We had the opportunity to chat with McSweeney's publisher Oscar Villalon about the San Francisco Panorama, available tomorrow, and the future of print and newspapers. For more info on where to buy the Panorama, including the on-street newsies, click here. Q&A after the jump.
7x7: Where did the idea for the Panorama came from?
Oscar: I think it developed back in January, sort of Dave's [Eggers] brainchild. But essentially it was about, given the sorry state of the newspaper industry and how people seem to have more or less given up on any hope for newspapers in terms of surviving as a medium, just started kind of exploring the idea, you know, what would it be — what could they possibly do, what could they possibly offer that might make them more appealing? The sort of thing that people would— particularly young people, they would want to subscribe to. So it started with that, and polling some of the interns here, and it just kind of grew, and one thing led to another, and here we are.
7x7: So is it kind of an attempt to inspire the newspaper industry to reinvent itself?

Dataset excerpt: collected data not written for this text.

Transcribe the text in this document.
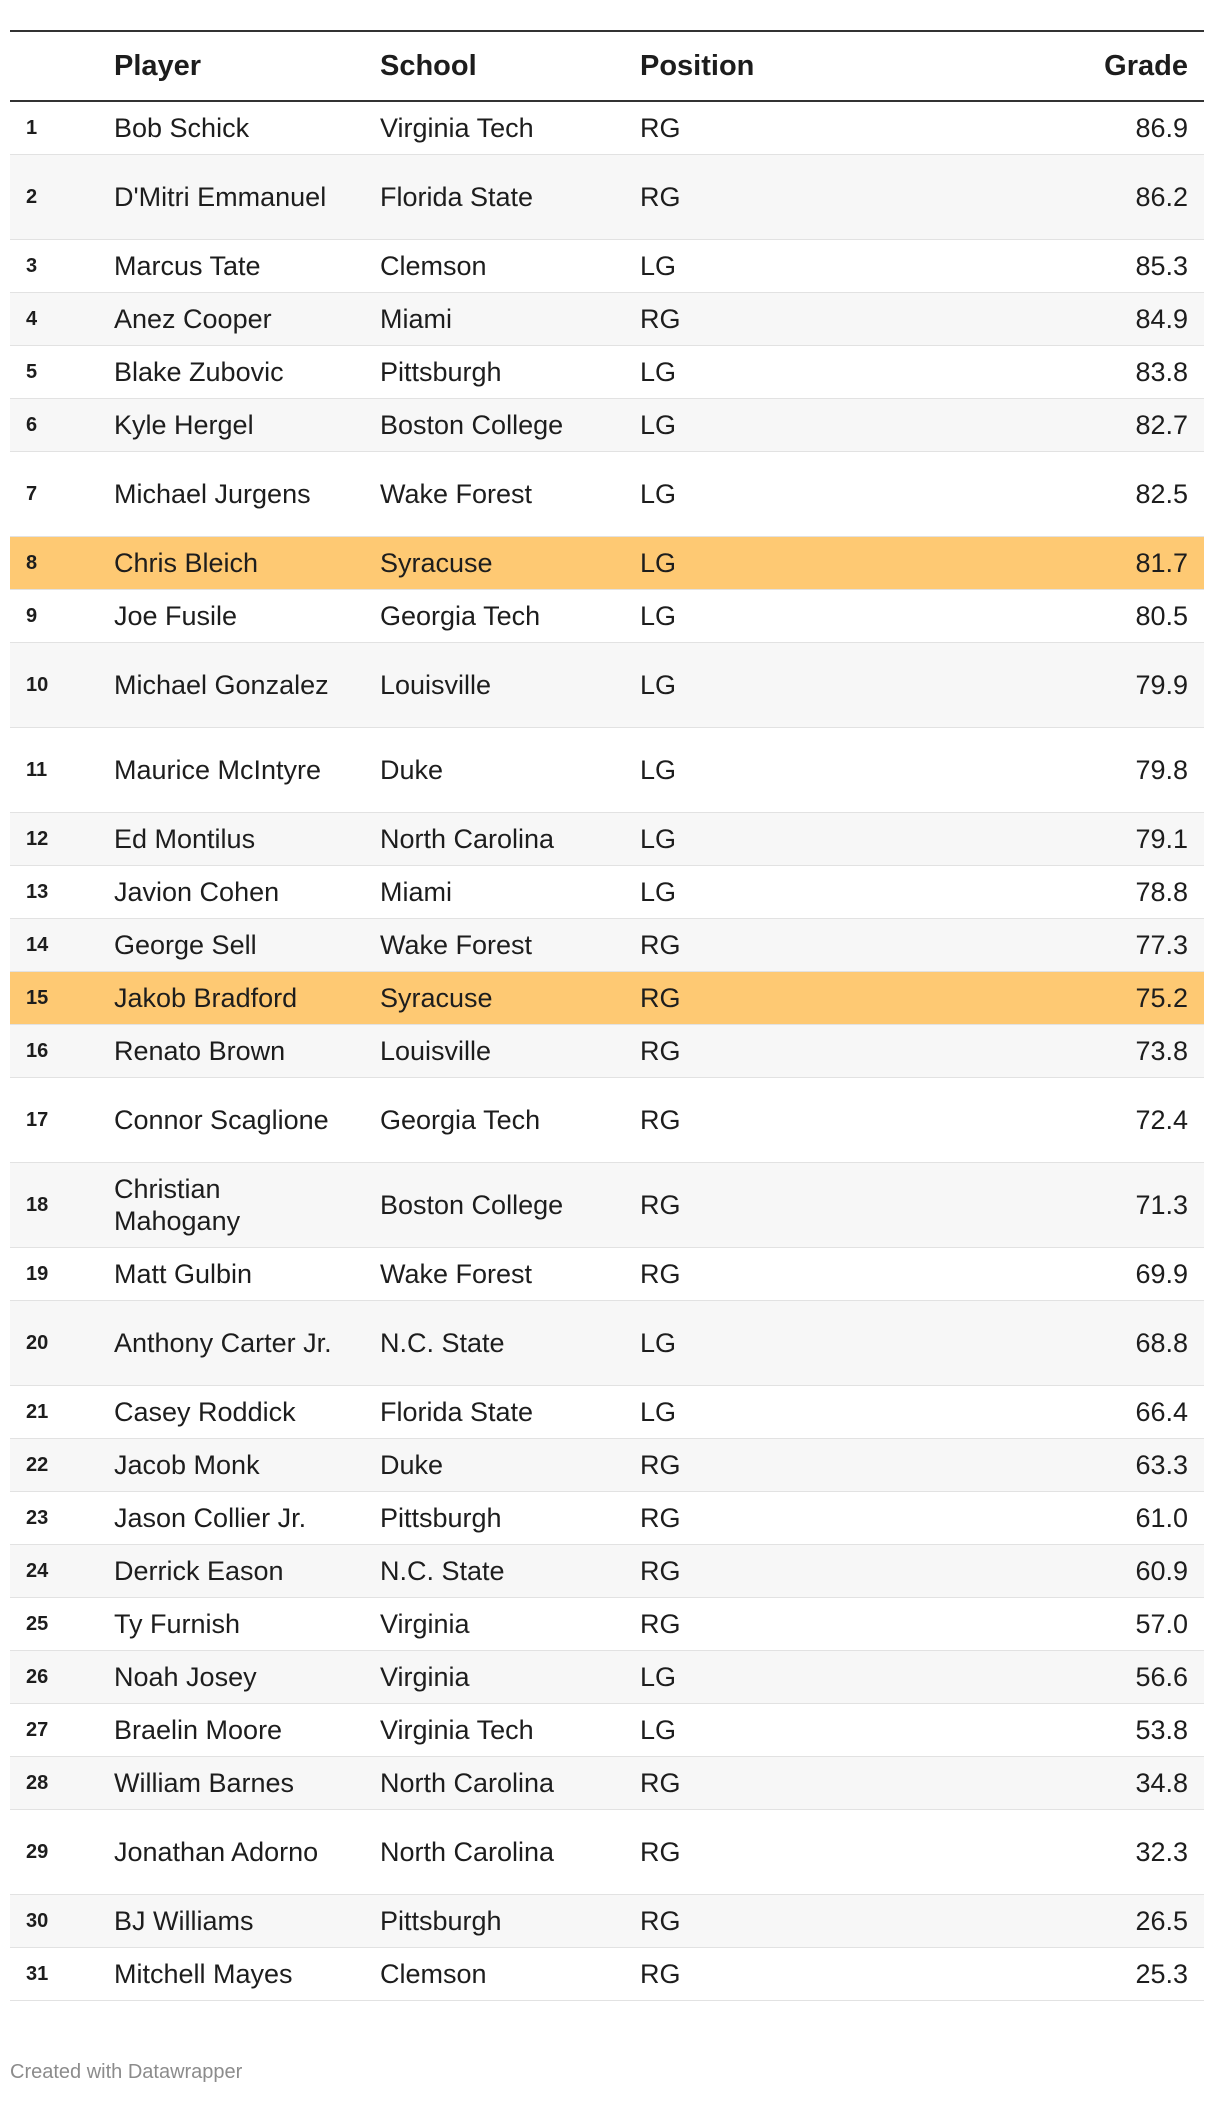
	Player	School	Position	Grade
1	Bob Schick	Virginia Tech	RG	86.9
2	D'Mitri Emmanuel	Florida State	RG	86.2
3	Marcus Tate	Clemson	LG	85.3
4	Anez Cooper	Miami	RG	84.9
5	Blake Zubovic	Pittsburgh	LG	83.8
6	Kyle Hergel	Boston College	LG	82.7
7	Michael Jurgens	Wake Forest	LG	82.5
8	Chris Bleich	Syracuse	LG	81.7
9	Joe Fusile	Georgia Tech	LG	80.5
10	Michael Gonzalez	Louisville	LG	79.9
11	Maurice McIntyre	Duke	LG	79.8
12	Ed Montilus	North Carolina	LG	79.1
13	Javion Cohen	Miami	LG	78.8
14	George Sell	Wake Forest	RG	77.3
15	Jakob Bradford	Syracuse	RG	75.2
16	Renato Brown	Louisville	RG	73.8
17	Connor Scaglione	Georgia Tech	RG	72.4
18	Christian Mahogany	Boston College	RG	71.3
19	Matt Gulbin	Wake Forest	RG	69.9
20	Anthony Carter Jr.	N.C. State	LG	68.8
21	Casey Roddick	Florida State	LG	66.4
22	Jacob Monk	Duke	RG	63.3
23	Jason Collier Jr.	Pittsburgh	RG	61.0
24	Derrick Eason	N.C. State	RG	60.9
25	Ty Furnish	Virginia	RG	57.0
26	Noah Josey	Virginia	LG	56.6
27	Braelin Moore	Virginia Tech	LG	53.8
28	William Barnes	North Carolina	RG	34.8
29	Jonathan Adorno	North Carolina	RG	32.3
30	BJ Williams	Pittsburgh	RG	26.5
31	Mitchell Mayes	Clemson	RG	25.3
Created with Datawrapper
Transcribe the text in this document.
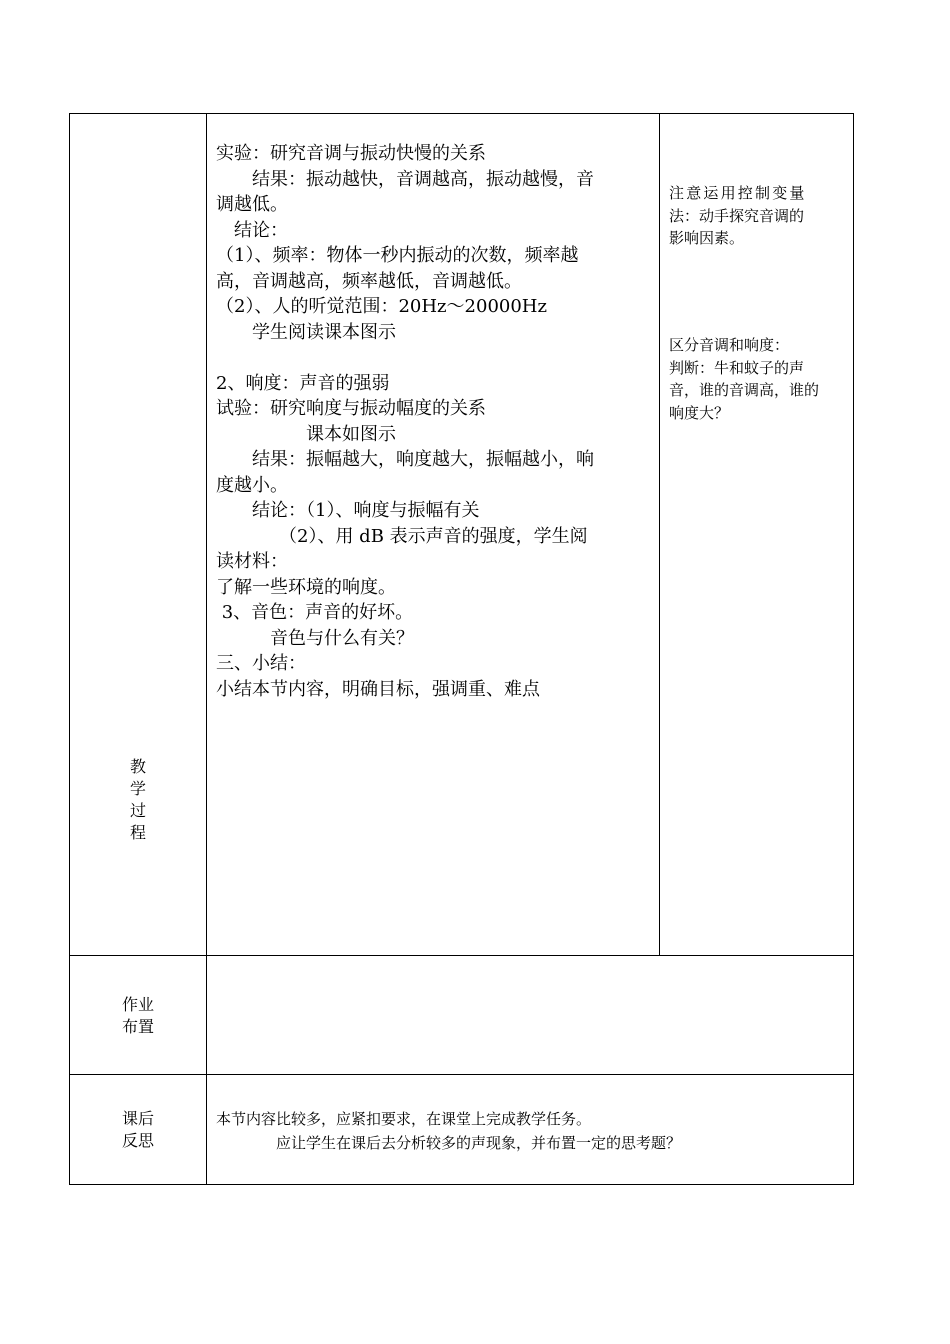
教
学
过
程
作业
布置
课后
反思
实验：研究音调与振动快慢的关系
　　结果：振动越快，音调越高，振动越慢，音
调越低。
　结论：
（1）、频率：物体一秒内振动的次数，频率越
高，音调越高，频率越低，音调越低。
（2）、人的听觉范围：20Hz～20000Hz
　　学生阅读课本图示
2、响度：声音的强弱
试验：研究响度与振动幅度的关系
　　　　　课本如图示
　　结果：振幅越大，响度越大，振幅越小，响
度越小。
　　结论：（1）、响度与振幅有关
　　　　（2）、用 dB 表示声音的强度，学生阅
读材料：
了解一些环境的响度。
3、音色：声音的好坏。
　　　音色与什么有关？
三、小结：
小结本节内容，明确目标，强调重、难点
注意运用控制变量
法：动手探究音调的
影响因素。
区分音调和响度：
判断：牛和蚊子的声
音，谁的音调高，谁的
响度大？
本节内容比较多，应紧扣要求，在课堂上完成教学任务。
　　　　应让学生在课后去分析较多的声现象，并布置一定的思考题？
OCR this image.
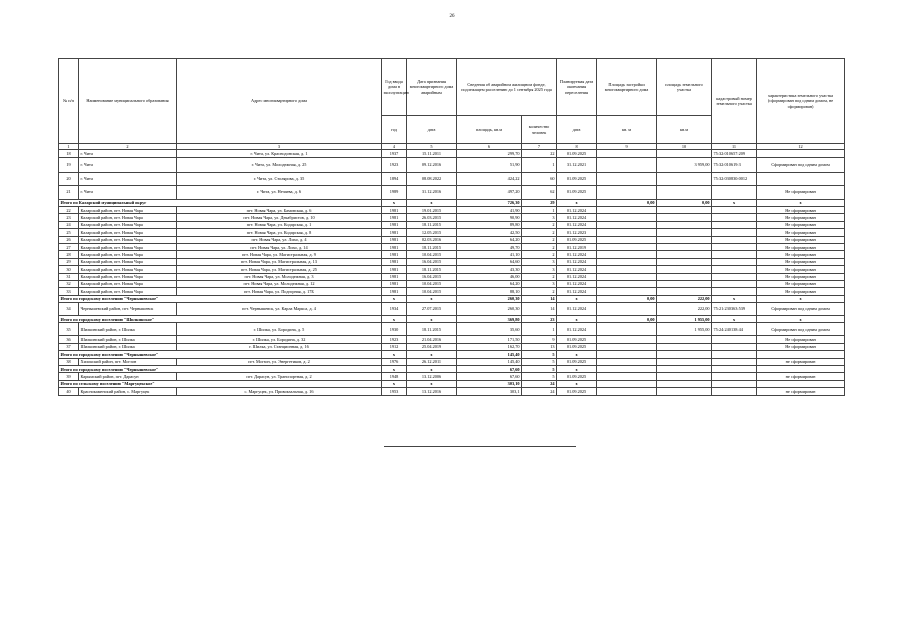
26
№ п/п	Наименование муниципального образования	Адрес многоквартирного дома	Год ввода дома в эксплуатацию	Дата признания многоквартирного дома аварийным	Сведения об аварийном жилищном фонде, подлежащем расселению до 1 сентября 2025 года		Планируемая дата окончания переселения	Площадь застройки многоквартирного дома	площадь земельного участка	кадастровый номер земельного участка	характеристика земельного участка (сформирован под одним домом, не сформирован)
			год	дата	площадь, кв.м	количество человек	дата	кв. м	кв.м		
1	2	3	4	5	6	7	8	9	10	11	12
18	г. Чита	г. Чита, ул. Краснодонская, д. 1	1937	15.11.2011	299,70	22	01.09.2025			75:32:010657:209	
19	г. Чита	г. Чита, ул. Молодежная, д. 25	1923	09.12.2016	51,90	1	31.12.2021		3 959,00	75:32:010619:3	Сформирован под одним домом
20	г. Чита	г. Чита, ул. Столярова, д. 35	1894	08.08.2022	424,22	60	01.09.2025			75:32:030830:0012	
21	г. Чита	г. Чита, ул. Нечаева, д. 6	1989	31.12.2016	497,20	62	01.09.2025				Не сформирован
Итого по Каларский муниципальный округ			х	х	726,30	29	х	0,00	0,00	х	х
22	Каларский район, пгт. Новая Чара	пгт. Новая Чара, ул. Бамовская, д. 6	1981	19.01.2015	41,90	1	01.12.2024				Не сформирован
23	Каларский район, пгт. Новая Чара	пгт. Новая Чара, ул. Декабристов, д. 10	1981	26.03.2015	90,90	3	01.12.2024				Не сформирован
24	Каларский район, пгт. Новая Чара	пгт. Новая Чара, ул. Кодарская, д. 1	1981	18.11.2015	89,80	2	01.12.2024				Не сформирован
25	Каларский район, пгт. Новая Чара	пгт. Новая Чара, ул. Кодарская, д. 8	1981	12.05.2015	42,50	2	01.12.2023				Не сформирован
26	Каларский район, пгт. Новая Чара	пгт. Новая Чара, ул. Лихо, д. 4	1981	02.03.2016	64,20	2	01.09.2025				Не сформирован
27	Каларский район, пгт. Новая Чара	пгт. Новая Чара, ул. Лихо, д. 14	1981	18.11.2015	49,70	2	01.12.2019				Не сформирован
28	Каларский район, пгт. Новая Чара	пгт. Новая Чара, ул. Магистральная, д. 9	1981	10.04.2015	41,10	2	01.12.2024				Не сформирован
29	Каларский район, пгт. Новая Чара	пгт. Новая Чара, ул. Магистральная, д. 13	1981	16.04.2015	64,60	3	01.12.2024				Не сформирован
30	Каларский район, пгт. Новая Чара	пгт. Новая Чара, ул. Магистральная, д. 25	1981	18.11.2015	43,30	3	01.12.2024				Не сформирован
31	Каларский район, пгт. Новая Чара	пгт. Новая Чара, ул. Молодежная, д. 3	1981	16.04.2015	46,00	2	01.12.2024				Не сформирован
32	Каларский район, пгт. Новая Чара	пгт. Новая Чара, ул. Молодежная, д. 12	1981	10.04.2015	64,20	3	01.12.2024				Не сформирован
33	Каларский район, пгт. Новая Чара	пгт. Новая Чара, ул. Подгорная, д. 17Б	1981	10.04.2015	88,10	2	01.12.2024				Не сформирован
Итого по городскому поселению "Чернышевское"			х	х	260,30	14	х	0,00	222,00	х	х
34	Чернышевский район, пгт. Чернышевск	пгт. Чернышевск, ул. Карла Маркса, д. 4	1934	27.07.2015	260,30	14	01.12.2024		222,00	75:21:230363:539	Сформирован под одним домом
Итого по городскому поселению "Шилкинское"			х	х	369,80	23	х	0,00	1 955,00	х	х
35	Шилкинский район, г. Шилка	г. Шилка, ул. Бородина, д. 5	1930	18.11.2015	35,60	1	01.12.2024		1 955,00	75:24:240138:44	Сформирован под одним домом
36	Шилкинский район, г. Шилка	г. Шилка, ул. Бородина, д. 32	1923	21.04.2016	171,50	9	01.09.2025				Не сформирован
37	Шилкинский район, г. Шилка	г. Шилка, ул. Станционная, д. 16	1912	25.04.2019	162,70	13	01.09.2025				Не сформирован
Итого по городскому поселению "Чернышевское"			х	х	145,40	5	х				
38	Хилокский район, пгт. Могзон	пгт. Могзон, ул. Энергетиков, д. 2	1976	26.12.2011	145,40	5	01.09.2025				не сформирован
Итого по городскому поселению "Чернышевское"			х	х	67,60	5	х				
39	Карымский район, пгт. Дарасун	пгт. Дарасун, ул. Транспортная, д. 2	1948	13.12.2006	67,60	5	01.09.2025				не сформирован
Итого по сельскому поселению "Маргуцекское"			х	х	303,10	24	х				
40	Краснокаменский район, с. Маргуцек	с. Маргуцек, ул. Привокзальная, д. 16	1953	13.12.2016	303,1	24	01.09.2025				не сформирован
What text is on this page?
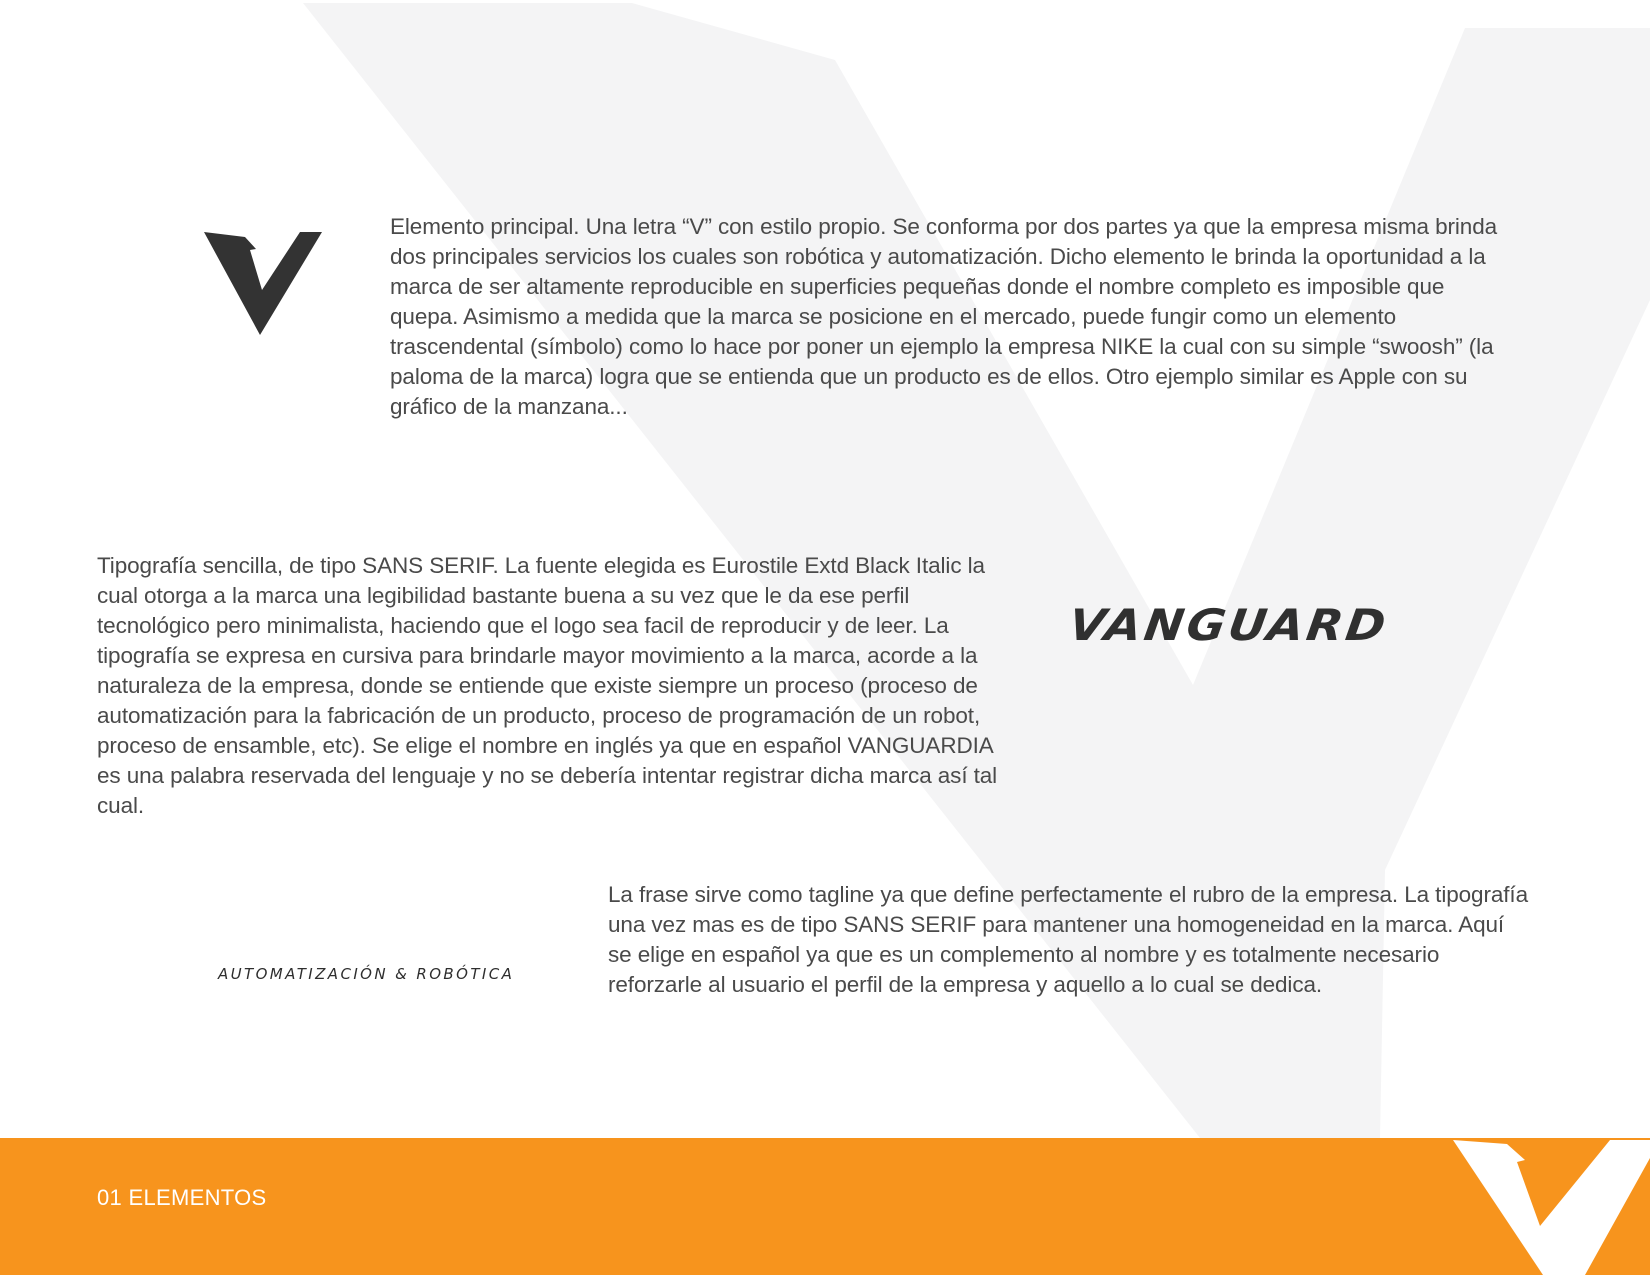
Elemento principal. Una letra “V” con estilo propio. Se conforma por dos partes ya que la empresa misma brinda dos principales servicios los cuales son robótica y automatización. Dicho elemento le brinda la oportunidad a la marca de ser altamente reproducible en superficies pequeñas donde el nombre completo es imposible que quepa. Asimismo a medida que la marca se posicione en el mercado, puede fungir como un elemento trascendental (símbolo) como lo hace por poner un ejemplo la empresa NIKE la cual con su simple “swoosh” (la paloma de la marca) logra que se entienda que un producto es de ellos. Otro ejemplo similar es Apple con su gráfico de la manzana...

Tipografía sencilla, de tipo SANS SERIF. La fuente elegida es Eurostile Extd Black Italic la cual otorga a la marca una legibilidad bastante buena a su vez que le da ese perfil tecnológico pero minimalista, haciendo que el logo sea facil de reproducir y de leer. La tipografía se expresa en cursiva para brindarle mayor movimiento a la marca, acorde a la naturaleza de la empresa, donde se entiende que existe siempre un proceso (proceso de automatización para la fabricación de un producto, proceso de programación de un robot, proceso de ensamble, etc). Se elige el nombre en inglés ya que en español VANGUARDIA es una palabra reservada del lenguaje y no se debería intentar registrar dicha marca así tal cual.

VANGUARD

AUTOMATIZACIÓN & ROBÓTICA

La frase sirve como tagline ya que define perfectamente el rubro de la empresa. La tipografía una vez mas es de tipo SANS SERIF para mantener una homogeneidad en la marca. Aquí se elige en español ya que es un complemento al nombre y es totalmente necesario reforzarle al usuario el perfil de la empresa y aquello a lo cual se dedica.

01 ELEMENTOS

OV: Well, you know, I think it's a few things. One is it's an homage to the newspaper world and to newspapers themselves, Two, we're hoping that we kind of do some interesting things with it, interesting enought that perhaps newspapers feel like they can borrow some of the stuff, or it can spur their own creativity and kind of push them towards fleshing out whatever ideas they've already had. I think you know creativity and being innovative is going ot be key in going forward. And we're not saying in any way that we're the definitive way to do this, but we're just saying that, you know, here's sort of our, kind of like our crazy attempt at it or our best shot at it, and you guys are the professionals, hopefully you can take from this what's useful and make really just great things.
7x7: You came from the Chronicle, right?
OV: Yeah.
7x7: Does any of your experience working there, at a traditional newspaper, has any of that weighed in on the way that you've designed this?
OV: No, not really. I mean... no. I would say not from my own personal side. But Dave, he started at the Chronicle too, working in, I think the promotions department, but he's certainly spent a lot of time around magazines and with print so a lot of it is from his own experience around that. But you know, like myself and the other journalists around here and elsewhere, we certainly picked our brains in terms of what might work and what might not.
7x7: Are there any artists or writers that you're particularly excited to have on board for this?
OV: Oh, there's a whole bunch, but Stephen King comes to mind for his coverage of the World Series. I really like Andrew Sean Greer's piece about NASCAR and going up to see a race with his husband up in Michigan, that was really nice. There's a great piece on Afghanistan, from J. Malcolm Garcia about the elections. That's also good stuff. And of course our ginormous Bay Bridge coverage, basically about the cost overrun of the bridge.
7x7: So as someone who has worked in newspapers and is now working at kind of an untraditional print publication, do you think that print is really dying?
OV: Do I really think print is dying?
7x7: Yeah.
OV: No. I don't think at all. I think there will always be a place for the printed object. The question is will it be in as many numbers as it was before? Possibly not, but just because there's fewer people accessing it doesn't mean that it's on its way out. You still have significant numbers of people who want to see print product, despite whatever the online numbers are.
7x7: And what about newspapers specifically?
OV: Well, I mean books for sure, I have no doubt that books in printed form are not going anywhere. Newspapers, I think, kind of the same thing. Here's the thing: clearly, the websites for like the New York Times, the Chronicle, the LA Times, have huge numbers, gargantuan numbers. Well the majority of that content that people are going to online is from the print side, and it's only through the print side because the print side is still the only part of the newspaper that still generates revenue, through ads... What that tells me is that clearly that until there's a business model that works for online, you're going to have to have the printed side. So it makes sense to be as creative and as innovative and invest as much as you can in that side if that's what's keeping your business afloat. Again, this is pending a business model that makes online pay well.
7x7: Right, which is the one thing that everybody keeps asking about that nobody can seem to come up with.
OV: Yeah, I really don't know the answer.
7x7: If there's just one thing you want people to take away from this project, what would it be?
OV: That it's a labor of love on our part and that it's more than anything a salute to newspapers and that we're just hoping that people are going to enjoy it, that they're gonna be thrilled to have it, and that it's going to hopefully make them think a little more differently about not only what newspapers can do but what they already do, because they're just doing such incredibly good work and they do have—despite all the layoffs, despite all the cuts—great writers and great content.
7x7: I know that all of the material says it's a one-time only thing, but if it goes really well is this something that we might see again maybe in five years, maybe in ten years?
OV: Oh, ten years, ah! Uhhhh... it depends. I don't know. First I think we all have to sleep and then we'll figure it out.